岁宁解开渗血的布条,一道狰狞的伤口赫然映入眼帘,伤口边缘泛着诡异的黑色,隐隐有邪气萦绕。
"和师父在书中描所述的一模一样……"岁宁仔细观察着伤口,眉头微微蹙起。
“这妖伤我能治。”半晌后,岁宁抬起头,她的眼神自信而笃定。她站起身,对着徐寄白和白新霁嘱咐道“我去准备清创和解毒的草药,你们好生看着她,若是有任何不对劲,立刻来叫我。"
二人连忙应下。
岁宁正要离开,却有一双汗津津的手忽地拉扯住了她的手腕。
从进院起一直虚弱着的从芊芊似是听到自己有救,恢复了些神采。她抬手拉住岁宁,一双漂亮的杏眼里溢满了感激“谢谢你。”
“小事而已。”岁宁拍了拍从芊芊的手背,语气温和,“你好好休息,我马上就回来。”
岁宁转身来到药房。她依着记忆熟练地寻出了对症的药草。
她拿起药杵,认真地碾过每一片药叶子。
“捉妖师……”岁宁一边捣药一边思索着。今日她看着这三位钟灵毓秀的人,却像是瞧到了青砚镇外的大千世界。

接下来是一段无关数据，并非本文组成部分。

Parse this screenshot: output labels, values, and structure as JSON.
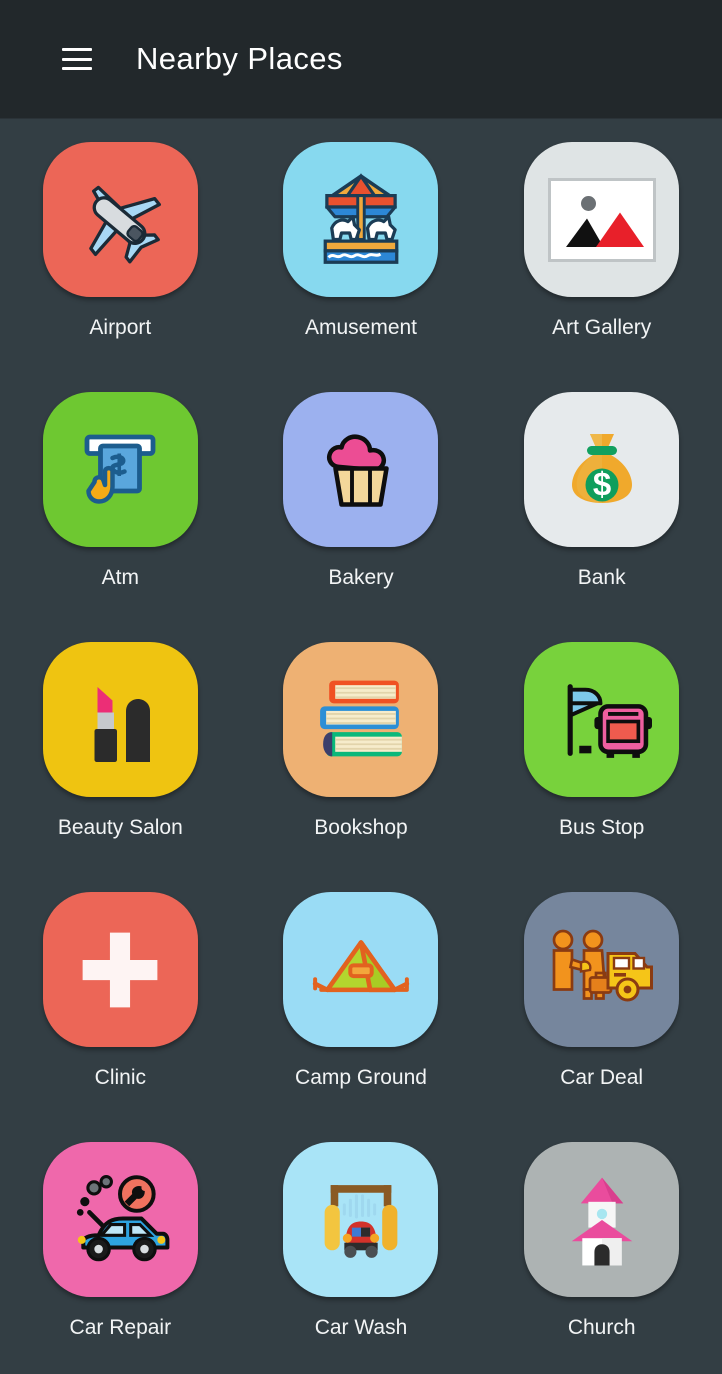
{
  "app": {
    "title": "Nearby Places",
    "menu_icon": "hamburger-menu-icon",
    "header_bg": "#22282b",
    "page_bg": "#333e44",
    "label_color": "#f2f4f5"
  },
  "grid": {
    "columns": 3,
    "items": [
      {
        "label": "Airport",
        "icon": "airplane-icon",
        "tile_color": "#ec6657"
      },
      {
        "label": "Amusement",
        "icon": "carousel-icon",
        "tile_color": "#87d9ef"
      },
      {
        "label": "Art Gallery",
        "icon": "picture-frame-icon",
        "tile_color": "#dfe4e5"
      },
      {
        "label": "Atm",
        "icon": "atm-machine-icon",
        "tile_color": "#6ec831"
      },
      {
        "label": "Bakery",
        "icon": "cupcake-icon",
        "tile_color": "#9cb1ef"
      },
      {
        "label": "Bank",
        "icon": "money-bag-icon",
        "tile_color": "#e6eaec"
      },
      {
        "label": "Beauty Salon",
        "icon": "lipstick-icon",
        "tile_color": "#efc411"
      },
      {
        "label": "Bookshop",
        "icon": "books-stack-icon",
        "tile_color": "#eeb173"
      },
      {
        "label": "Bus Stop",
        "icon": "bus-stop-icon",
        "tile_color": "#78d23c"
      },
      {
        "label": "Clinic",
        "icon": "medical-cross-icon",
        "tile_color": "#ec6657"
      },
      {
        "label": "Camp Ground",
        "icon": "tent-icon",
        "tile_color": "#9adcf5"
      },
      {
        "label": "Car Deal",
        "icon": "car-dealer-icon",
        "tile_color": "#76869d"
      },
      {
        "label": "Car Repair",
        "icon": "car-repair-icon",
        "tile_color": "#ef68ab"
      },
      {
        "label": "Car Wash",
        "icon": "car-wash-icon",
        "tile_color": "#a9e4f7"
      },
      {
        "label": "Church",
        "icon": "church-icon",
        "tile_color": "#adb3b3"
      }
    ]
  }
}
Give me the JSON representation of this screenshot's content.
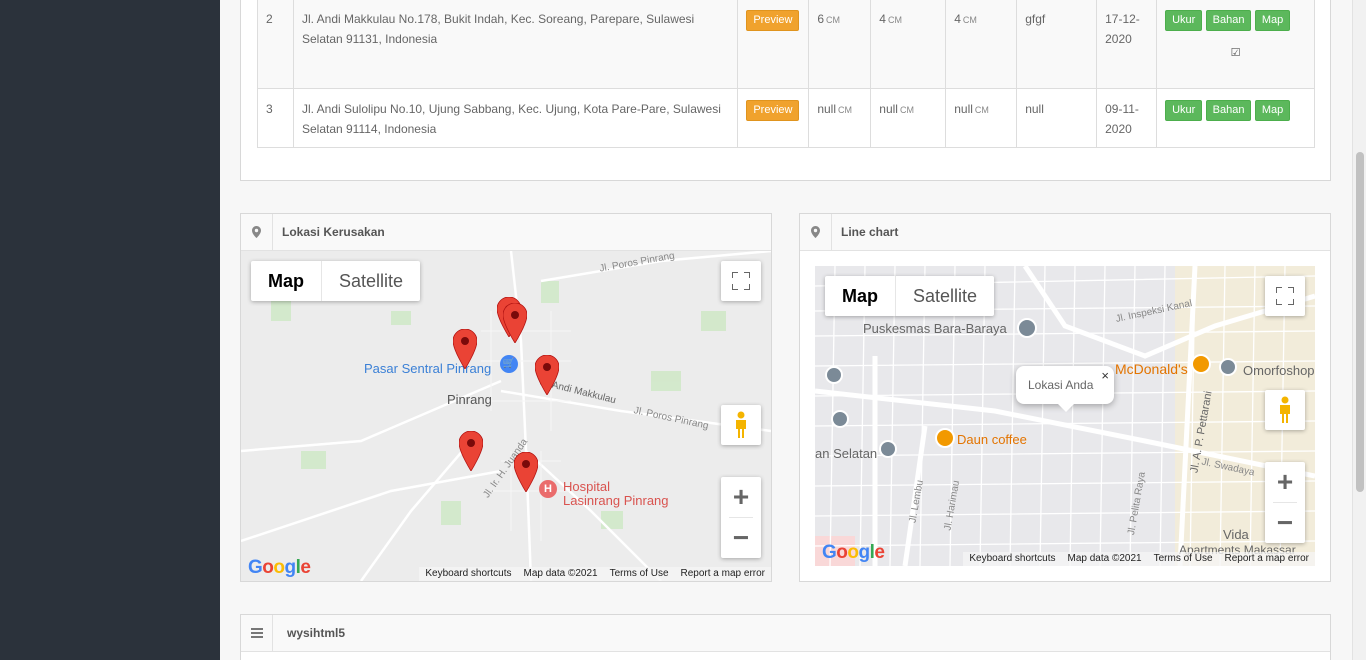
{
  "table": {
    "rows": [
      {
        "no": "2",
        "address": "Jl. Andi Makkulau No.178, Bukit Indah, Kec. Soreang, Parepare, Sulawesi Selatan 91131, Indonesia",
        "preview": "Preview",
        "p": "6",
        "l": "4",
        "t": "4",
        "unit": "CM",
        "material": "gfgf",
        "date": "17-12-2020",
        "ukur": "Ukur",
        "bahan": "Bahan",
        "map": "Map",
        "check": "☑"
      },
      {
        "no": "3",
        "address": "Jl. Andi Sulolipu No.10, Ujung Sabbang, Kec. Ujung, Kota Pare-Pare, Sulawesi Selatan 91114, Indonesia",
        "preview": "Preview",
        "p": "null",
        "l": "null",
        "t": "null",
        "unit": "CM",
        "material": "null",
        "date": "09-11-2020",
        "ukur": "Ukur",
        "bahan": "Bahan",
        "map": "Map"
      }
    ]
  },
  "panel_left": {
    "title": "Lokasi Kerusakan",
    "icon": "map-marker-icon",
    "map": {
      "type_map": "Map",
      "type_satellite": "Satellite",
      "labels": {
        "city": "Pinrang",
        "pasar": "Pasar Sentral Pinrang",
        "hospital_1": "Hospital",
        "hospital_2": "Lasinrang Pinrang",
        "road_1": "Jl. Poros Pinrang",
        "road_2": "Jl. Andi Makkulau",
        "road_3": "Jl. Poros Pinrang",
        "road_4": "Jl. Ir. H. Juanda"
      },
      "attribution": [
        "Keyboard shortcuts",
        "Map data ©2021",
        "Terms of Use",
        "Report a map error"
      ],
      "logo": "Google"
    }
  },
  "panel_right": {
    "title": "Line chart",
    "icon": "map-marker-icon",
    "map": {
      "type_map": "Map",
      "type_satellite": "Satellite",
      "labels": {
        "puskesmas": "Puskesmas Bara-Baraya",
        "mcd": "McDonald's",
        "omoro": "Omorfoshop",
        "daun": "Daun coffee",
        "selatan": "an Selatan",
        "apartments": "Apartments Makassar",
        "vida": "Vida",
        "pettarani": "Jl. A. P. Pettarani",
        "road_a": "Jl. Inspeksi Kanal",
        "road_b": "Jl. Pelita Raya",
        "road_c": "Jl. Swadaya",
        "road_d": "Jl. Lembu",
        "road_e": "Jl. Harimau"
      },
      "infowindow": "Lokasi Anda",
      "attribution": [
        "Keyboard shortcuts",
        "Map data ©2021",
        "Terms of Use",
        "Report a map error"
      ],
      "logo": "Google"
    }
  },
  "panel_bottom": {
    "title": "wysihtml5",
    "icon": "list-icon"
  },
  "colors": {
    "sidebar": "#2b323b",
    "warning_button": "#f0a22d",
    "success_button": "#5cb85c",
    "pin": "#ea4335"
  }
}
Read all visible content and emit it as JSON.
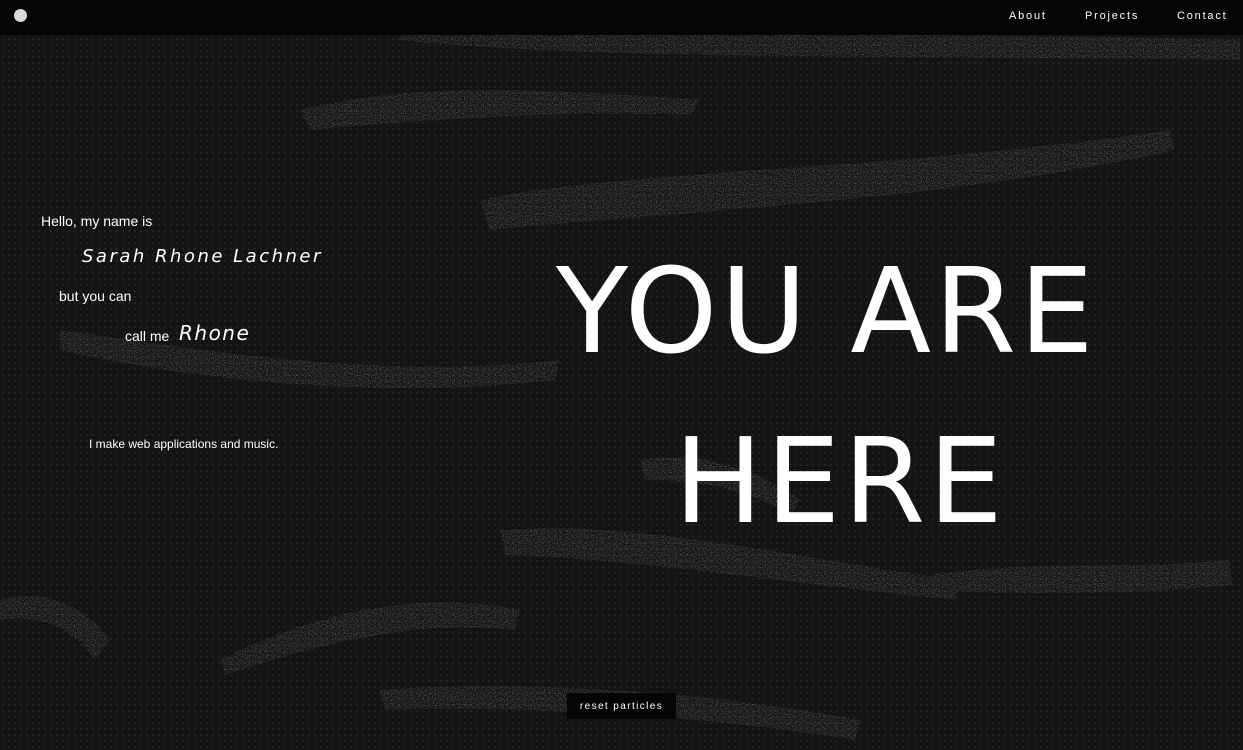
{
  "header": {
    "nav": {
      "about": "About",
      "projects": "Projects",
      "contact": "Contact"
    }
  },
  "intro": {
    "greeting": "Hello, my name is",
    "full_name": "Sarah Rhone Lachner",
    "but": "but you can",
    "call_me": "call me",
    "nickname": "Rhone",
    "tagline": "I make web applications and music."
  },
  "hero": {
    "line1": "YOU ARE",
    "line2": "HERE"
  },
  "controls": {
    "reset_label": "reset particles"
  }
}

岁宁想起了师父曾许下的‘带自己出去看看’的允诺,想起了自己对外面世界的向往。
这些捉妖师的生活虽然危险,却充满了未知与挑战,不像她,一辈子似乎都只能困在这小小的青砚镇。
一个人吃饭,一个人看月亮,连说话都只能对着院子里那棵不知道活了多久的老槐树。
岁宁甚至都想到自己几十年后的样子,依然是孑然一身,在这间老屋里慢慢老去。
一个人,孤孤单单的。
岁宁的脑海里忽地闪过了一个念头——
或许……或许她可以和他们一起走?!她的医术,说不定能帮上他们的忙。
这个念头一旦冒出来,就像藤蔓一般在她心里迅速蔓延开来。
岁宁深吸一口气,压下心中的波澜,专注地熬着药。
但她知道,有些心思,一旦起了,便再也压不下去了。